The United States has 25 percent of the world’s coal reserves. Coal provides a safe, secure, domestic source of affordable energy, but it comes with a challenge: how to generate power from coal while dramatically reducing the emission of air pollutants and greenhouse gases. DOE seeks to answer that challenge with its proposal to build FutureGen, a next-generation power plant cost-shared with industry and international partners. Announced by the President in 2003, FutureGen would generate electricity and hydrogen from coal with near-zero atmospheric emissions. The 2007 Budget provides $54 million toward design and construction of the project, while providing an additional $268 million for R&D on technologies that will be used in FutureGen and similar next generation coal-fueled power plants, including fuel cells, turbines, coal gasification, carbon sequestration, and hydrogen separation. The Budget also ensures that unexpended funds available from prior years’ clean coal projects are available for future funding of the FutureGen project. Funding in the 2007 Budget nearly completes the President’s 2000 campaign commitment to provide $2 billion over 10 years for clean coal technology research, four years ahead of schedule.

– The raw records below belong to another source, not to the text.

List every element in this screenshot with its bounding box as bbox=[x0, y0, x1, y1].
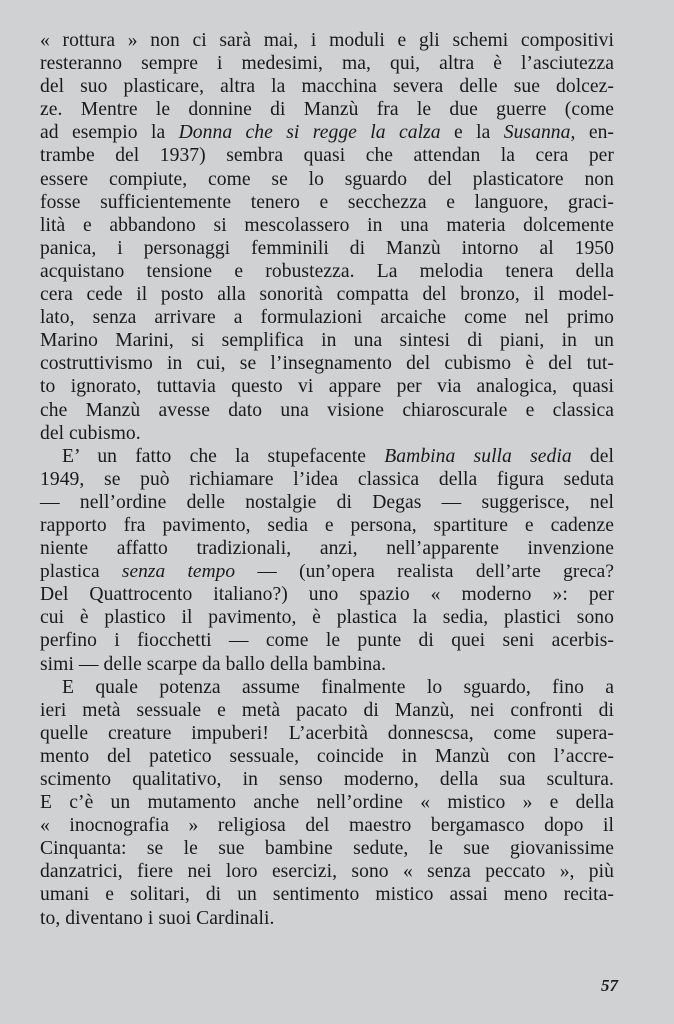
text-line bbox=[40, 837, 614, 860]
italic-title: senza tempo bbox=[121, 561, 236, 583]
italic-title: Donna che si regge la calza bbox=[178, 122, 441, 144]
text-line bbox=[40, 191, 614, 214]
text-line bbox=[40, 75, 614, 98]
text-line bbox=[40, 653, 614, 676]
text-run: Del Quattrocento italiano?) uno spazio « moderno »: per bbox=[40, 584, 614, 606]
text-run: rapporto fra pavimento, sedia e persona, spartiture e cadenze bbox=[40, 514, 614, 536]
text-line bbox=[40, 907, 614, 930]
text-line bbox=[40, 260, 614, 283]
text-run: costruttivismo in cui, se l’insegnamento del cubismo è del tut- bbox=[40, 353, 614, 375]
text-run: E’ un fatto che la stupefacente bbox=[62, 445, 385, 467]
text-line bbox=[40, 352, 614, 375]
text-line bbox=[40, 629, 614, 652]
text-line bbox=[40, 722, 614, 745]
text-run: to, diventano i suoi Cardinali. bbox=[40, 907, 275, 929]
page-number: 57 bbox=[601, 976, 618, 995]
text-line bbox=[40, 514, 614, 537]
text-line bbox=[40, 814, 614, 837]
text-line bbox=[40, 422, 614, 445]
text-run: del cubismo. bbox=[40, 422, 141, 444]
text-run: e la bbox=[440, 122, 504, 144]
text-run: scimento qualitativo, in senso moderno, della sua scultura. bbox=[40, 769, 614, 790]
text-run: niente affatto tradizionali, anzi, nell’apparente invenzione bbox=[40, 538, 614, 560]
text-run: del bbox=[571, 445, 614, 467]
text-line bbox=[40, 52, 614, 75]
text-run: trambe del 1937) sembra quasi che attendan la cera per bbox=[40, 145, 614, 167]
text-run: simi — delle scarpe da ballo della bambina. bbox=[40, 653, 387, 675]
text-line bbox=[40, 883, 614, 906]
text-run: E c’è un mutamento anche nell’ordine « mistico » e della bbox=[40, 792, 614, 814]
text-line bbox=[40, 791, 614, 814]
text-run: to ignorato, tuttavia questo vi appare per via analogica, quasi bbox=[40, 376, 614, 398]
text-run: mento del patetico sessuale, coincide in Manzù con l’accre- bbox=[40, 745, 614, 767]
text-run: umani e solitari, di un sentimento mistico assai meno recita- bbox=[40, 884, 614, 906]
italic-title: Bambina sulla sedia bbox=[384, 445, 572, 467]
text-run: ze. Mentre le donnine di Manzù fra le due guerre (come bbox=[40, 99, 614, 121]
text-line bbox=[40, 491, 614, 514]
text-run: ad esempio la bbox=[40, 122, 179, 144]
text-run: — (un’opera realista dell’arte greca? bbox=[235, 561, 614, 583]
text-run: lato, senza arrivare a formulazioni arcaiche come nel primo bbox=[40, 307, 614, 329]
text-line bbox=[40, 144, 614, 167]
text-run: « inocnografia » religiosa del maestro bergamasco dopo il bbox=[40, 815, 614, 837]
text-run: 1949, se può richiamare l’idea classica della figura seduta bbox=[40, 468, 614, 490]
text-run: ieri metà sessuale e metà pacato di Manzù, nei confronti di bbox=[40, 699, 614, 721]
text-run: « rottura » non ci sarà mai, i moduli e gli schemi compositivi bbox=[40, 30, 614, 51]
text-line bbox=[40, 399, 614, 422]
text-run: Marino Marini, si semplifica in una sintesi di piani, in un bbox=[40, 330, 614, 352]
text-line bbox=[40, 606, 614, 629]
text-line bbox=[40, 168, 614, 191]
text-line bbox=[40, 583, 614, 606]
text-line bbox=[40, 468, 614, 491]
text-run: lità e abbandono si mescolassero in una materia dolcemente bbox=[40, 214, 614, 236]
text-run: — nell’ordine delle nostalgie di Degas — suggerisce, nel bbox=[40, 491, 614, 513]
text-run: resteranno sempre i medesimi, ma, qui, altra è l’asciutezza bbox=[40, 53, 614, 75]
text-run: danzatrici, fiere nei loro esercizi, sono « senza peccato », più bbox=[40, 861, 614, 883]
text-line bbox=[40, 329, 614, 352]
text-line bbox=[40, 283, 614, 306]
text-line bbox=[40, 745, 614, 768]
text-line bbox=[40, 537, 614, 560]
text-line bbox=[40, 237, 614, 260]
text-line bbox=[40, 375, 614, 398]
text-run: essere compiute, come se lo sguardo del plasticatore non bbox=[40, 168, 614, 190]
text-run: plastica bbox=[40, 561, 122, 583]
text-line bbox=[40, 676, 614, 699]
text-run: fosse sufficientemente tenero e secchezza e languore, graci- bbox=[40, 191, 614, 213]
text-run: perfino i fiocchetti — come le punte di quei seni acerbis- bbox=[40, 630, 614, 652]
text-run: cui è plastico il pavimento, è plastica la sedia, plastici sono bbox=[40, 607, 614, 629]
italic-title: Susanna, bbox=[503, 122, 576, 144]
text-run: Cinquanta: se le sue bambine sedute, le sue giovanissime bbox=[40, 838, 614, 860]
text-run: che Manzù avesse dato una visione chiaroscurale e classica bbox=[40, 399, 614, 421]
body-text bbox=[40, 29, 614, 930]
text-run: panica, i personaggi femminili di Manzù intorno al 1950 bbox=[40, 237, 614, 259]
text-line bbox=[40, 214, 614, 237]
text-run: acquistano tensione e robustezza. La melodia tenera della bbox=[40, 260, 614, 282]
text-line bbox=[40, 98, 614, 121]
text-line bbox=[40, 860, 614, 883]
text-run: del suo plasticare, altra la macchina severa delle sue dolcez- bbox=[40, 76, 614, 98]
text-line bbox=[40, 699, 614, 722]
text-line bbox=[40, 768, 614, 791]
text-run: quelle creature impuberi! L’acerbità donnescsa, come supera- bbox=[40, 722, 614, 744]
text-run: en- bbox=[575, 122, 614, 144]
text-line bbox=[40, 121, 614, 144]
text-line bbox=[40, 306, 614, 329]
text-line bbox=[40, 445, 614, 468]
text-run: cera cede il posto alla sonorità compatta del bronzo, il model- bbox=[40, 284, 614, 306]
text-line bbox=[40, 560, 614, 583]
text-run: E quale potenza assume finalmente lo sguardo, fino a bbox=[62, 676, 614, 698]
text-line bbox=[40, 29, 614, 52]
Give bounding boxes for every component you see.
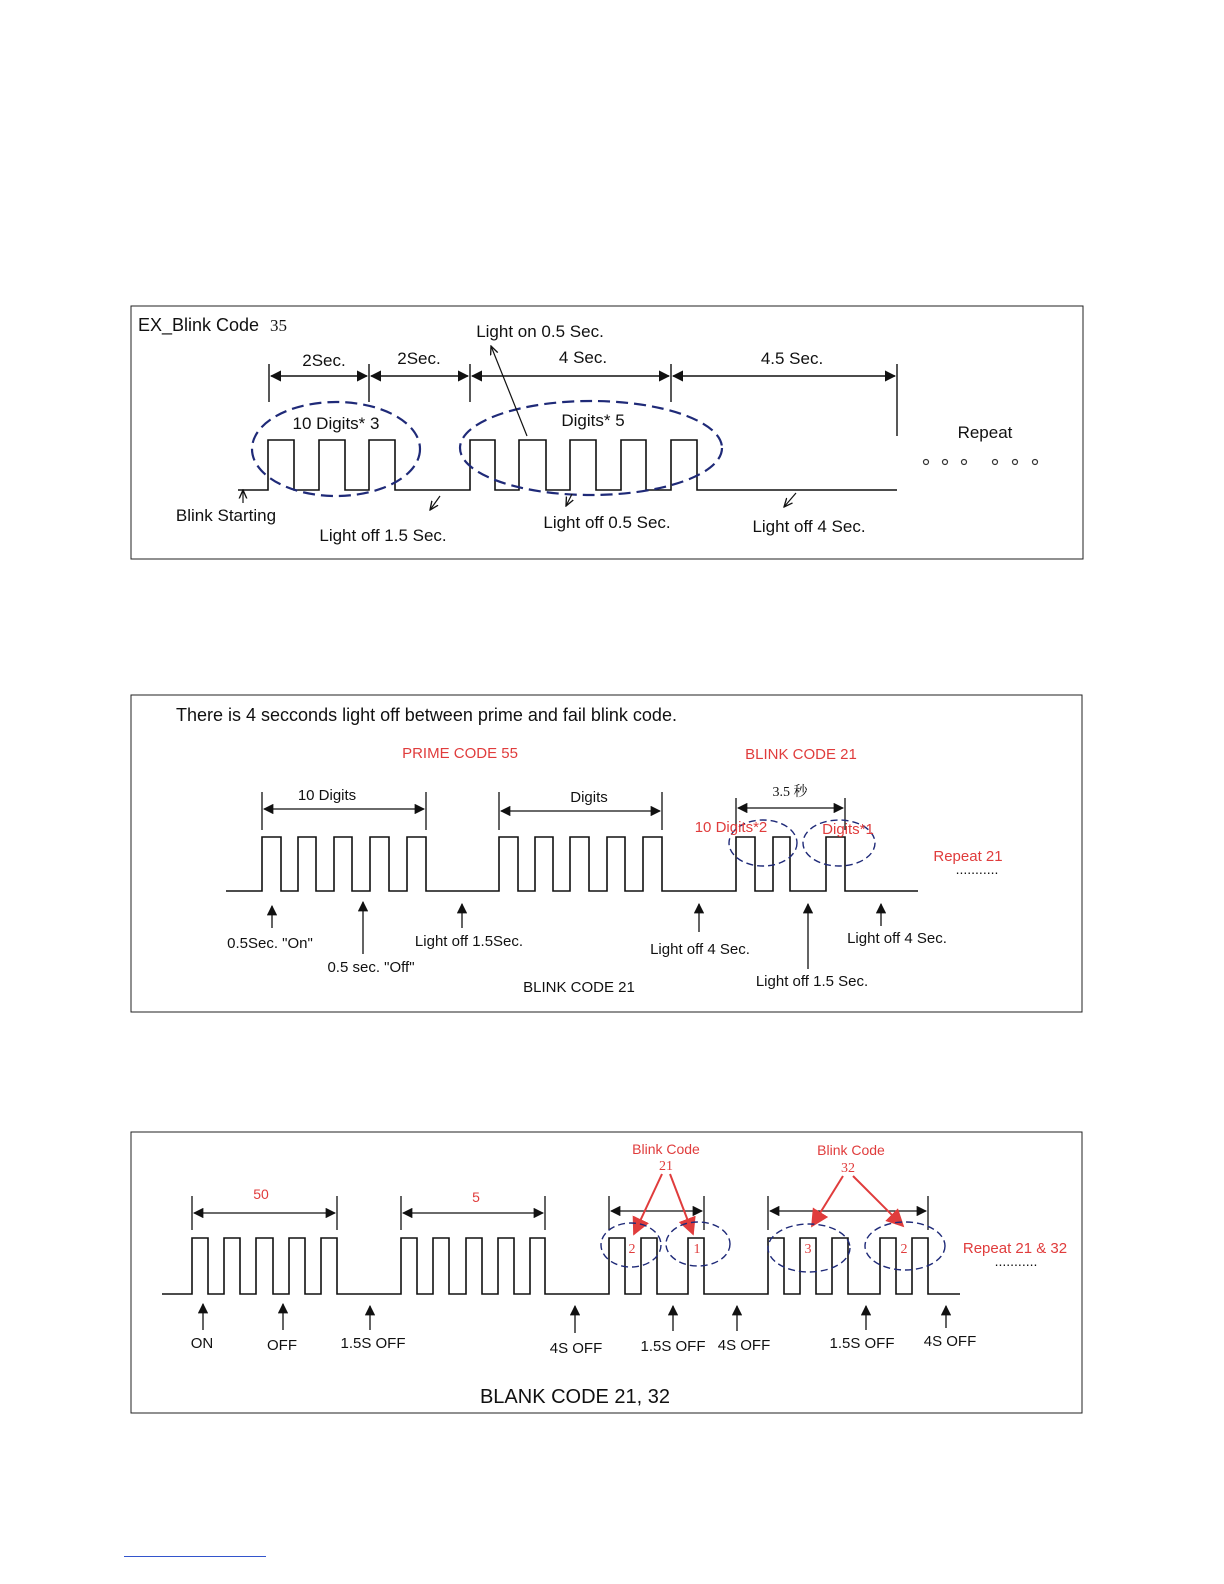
repeat-dots [924, 460, 1038, 465]
dim-label-4: 4.5 Sec. [760, 349, 824, 368]
annotation-on: ON [190, 1335, 214, 1352]
blink-code-32-number: 32 [841, 1161, 855, 1176]
light-off-4-arrow [784, 493, 796, 507]
annotation-off-1-5-b: Light off 1.5 Sec. [755, 973, 869, 990]
prime-code-label: PRIME CODE 55 [402, 745, 518, 762]
dim-label-50: 50 [253, 1186, 269, 1202]
light-off-0-5-label: Light off 0.5 Sec. [543, 513, 671, 532]
annotation-on: 0.5Sec. "On" [227, 935, 313, 952]
group-label-2: Digits* 5 [561, 411, 625, 430]
annotation-off-4-b: Light off 4 Sec. [847, 930, 947, 947]
figure-1-example-blink-code-35 [131, 306, 1083, 559]
figure-title: EX_Blink Code [138, 315, 260, 335]
blink-starting-label: Blink Starting [175, 506, 277, 525]
figure-3-blank-code-21-32 [131, 1132, 1082, 1413]
dim-label-digits: Digits [570, 789, 608, 806]
annotation-1-5s-off-a: 1.5S OFF [340, 1335, 406, 1352]
digit-label-2b: 2 [900, 1242, 908, 1257]
dim-label-3: 4 Sec. [558, 348, 608, 367]
footnote-separator [124, 1556, 266, 1557]
blink-code-21-label: Blink Code [632, 1141, 700, 1157]
light-off-4-label: Light off 4 Sec. [752, 517, 866, 536]
light-off-1-5-label: Light off 1.5 Sec. [319, 526, 447, 545]
annotation-4s-off-a: 4S OFF [549, 1340, 603, 1357]
repeat-dots: ........... [955, 861, 999, 877]
light-on-label: Light on 0.5 Sec. [476, 322, 604, 341]
annotation-1-5s-off-c: 1.5S OFF [829, 1335, 895, 1352]
blink-code-label: BLINK CODE 21 [745, 746, 857, 763]
repeat-label: Repeat [957, 423, 1013, 442]
repeat-label: Repeat 21 & 32 [962, 1240, 1068, 1257]
annotation-off: 0.5 sec. "Off" [327, 959, 415, 976]
signal-waveform [162, 1238, 960, 1294]
figure-2-prime-and-fail-code [131, 695, 1082, 1012]
annotation-4s-off-b: 4S OFF [717, 1337, 771, 1354]
digit-label-1: 1 [693, 1242, 701, 1257]
dimension-arrows [194, 1211, 926, 1213]
digit-label-3: 3 [804, 1242, 812, 1257]
light-off-0-5-arrow [566, 494, 572, 506]
blink-code-21-number: 21 [659, 1159, 673, 1174]
dim-label-10-digits: 10 Digits [297, 787, 357, 804]
repeat-dots: ........... [994, 1253, 1038, 1269]
group-label-ones: Digits*1 [822, 821, 874, 838]
dim-label-3-5: 3.5 秒 [772, 785, 808, 800]
dim-label-2: 2Sec. [397, 349, 441, 368]
annotation-off: OFF [267, 1337, 297, 1354]
light-off-1-5-arrow [430, 496, 440, 510]
figure-heading: There is 4 secconds light off between prime and fail blink code. [176, 705, 677, 725]
annotation-arrows [203, 1304, 946, 1333]
light-on-arrow [491, 346, 527, 436]
group-label-1: 10 Digits* 3 [292, 414, 380, 433]
dimension-arrows [264, 808, 843, 811]
annotation-off-4-a: Light off 4 Sec. [650, 941, 750, 958]
annotation-4s-off-c: 4S OFF [923, 1333, 977, 1350]
figure-title-number: 35 [270, 316, 287, 335]
repeat-label: Repeat 21 [933, 848, 1003, 865]
digit-label-2: 2 [628, 1242, 636, 1257]
signal-waveform [226, 837, 918, 891]
figure-caption: BLINK CODE 21 [523, 979, 635, 996]
dim-label-1: 2Sec. [302, 351, 346, 370]
annotation-off-1-5: Light off 1.5Sec. [414, 933, 524, 950]
figure-caption: BLANK CODE 21, 32 [479, 1386, 671, 1408]
group-label-tens: 10 Digits*2 [694, 819, 768, 836]
dim-label-5: 5 [472, 1189, 480, 1205]
signal-waveform [238, 440, 897, 490]
blink-code-32-label: Blink Code [817, 1142, 885, 1158]
annotation-1-5s-off-b: 1.5S OFF [640, 1338, 706, 1355]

The Solid State Energy Conversion Alliance (SECA) is a joint Government-industry partnership to strengthen U.S. energy security by developing fuel cells for high-efficiency generation of electricity and hydrogen from coal or natural gas. The SECA program leverages private-sector ingenuity by providing Government funding to industry teams developing fuel cells, as long as the teams continue to exceed a series of stringent technical performance hurdles. This novel incentive structure has generated a high level of competition between the teams and an impressive array of technical approaches. The SECA program also develops certain core technologies that can be used by all the industry teams to avoid duplication of effort. The program exceeded its 2005 performance targets, and it is on track to meet its goal for an economically competitive technology by 2010.
FYI, the solid oxide fuel cell stack I created and designed for an US SECA program was included US federal government 2007 budget as a showcase of the fuel cell technology advancement. The information is on Page 93.